Under the income approach to business valuation, the discount rate is one of the key inputs in determining a company’s value.
In the book Valuing a Business, Shannon P. Pratt (one of the leading pioneers in valuation theory) defines a discount rate as follows: “In economic terms, a present value discount rate is an ’opportunity cost,’ that is, the expected rate of return (or yield) that an investor would have to give up by investing in the subject investment instead of investing in available alternative investments that are comparable in terms of risk and other investment characteristics.”
In simpler terms, if a company is considered more risky in comparison to another company, the investor would require to be compensated in the form of a higher rate of return for investing in the riskier company. The higher the discount rate translates into a lower value for the subject company.
The components of a discount rate include the risk-free rate and various risk premiums.
The risk-free rate is the rate that is foregone by not investing in securities that are considered to have no risk of default, which are generally considered to be U.S. Treasury obligations.
Risk premiums for investing in an equity security (the “equity risk premium”) and for the smaller size of the company being valued in comparison to the publicly-traded companies from which discount rate data is derived (the “size premium) are then added.
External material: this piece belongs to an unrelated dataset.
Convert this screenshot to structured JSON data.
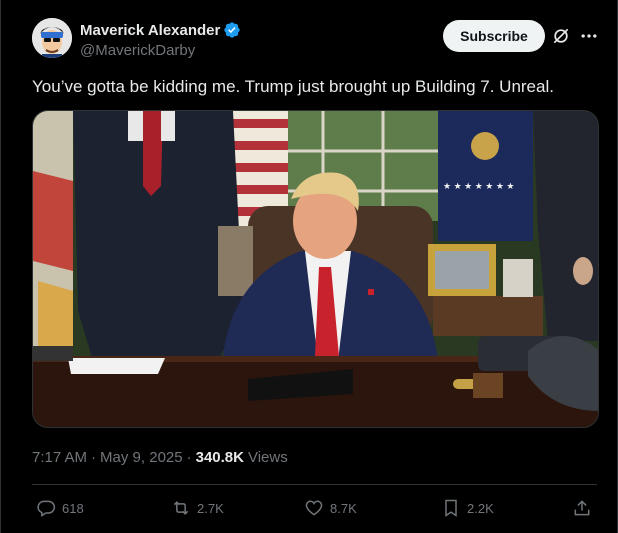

Finally, an adjustment is made for specific company risk, which is an adjustment that requires significant professional judgment to capture the risk associated with the factors listed below:
- Economic and industry risk – What is the current economic outlook? Is the industry cyclical or are there unique industry risks that need to be considered?
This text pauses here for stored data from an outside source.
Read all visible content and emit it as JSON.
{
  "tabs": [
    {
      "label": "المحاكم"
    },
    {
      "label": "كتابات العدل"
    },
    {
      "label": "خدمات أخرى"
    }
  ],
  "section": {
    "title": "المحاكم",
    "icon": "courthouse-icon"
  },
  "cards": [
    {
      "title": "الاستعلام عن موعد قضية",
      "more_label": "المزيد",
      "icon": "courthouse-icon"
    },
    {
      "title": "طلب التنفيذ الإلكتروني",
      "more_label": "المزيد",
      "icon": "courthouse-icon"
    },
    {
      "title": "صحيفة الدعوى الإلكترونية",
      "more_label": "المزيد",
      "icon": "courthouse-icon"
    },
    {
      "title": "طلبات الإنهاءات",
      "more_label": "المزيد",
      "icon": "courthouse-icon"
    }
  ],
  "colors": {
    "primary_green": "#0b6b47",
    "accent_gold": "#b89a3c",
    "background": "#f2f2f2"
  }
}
- Financial risk – Is the subject company highly leveraged? Is there sufficient net working capital for the business to operate effectively?
- Operational characteristics – How do the company’s margins compare to other companies in its industry? Are there significant customer, supplier or employee concentrations?
- Key employee risk – Does the subject company rely heavily on one or more people in order to conduct operations? Are suitable replacements available in the marketplace if a key employee were to leave the company?
- Size of the company – Is the company smaller than even the low end of the companies considered in determining the size premium?
- Projection risk – How consistent are management’s projections with the company’s historical levels of activity?
These are just some of the specific company risks to consider when building a discount rate to value a business using the income approach. Every company’s risk profile is different and a company’s discount rate will even likely change over time. Therefore, developing a sound, specific company risk adjustment plays a key role in supporting a company’s discount rate and arriving at a supportable conclusion of value.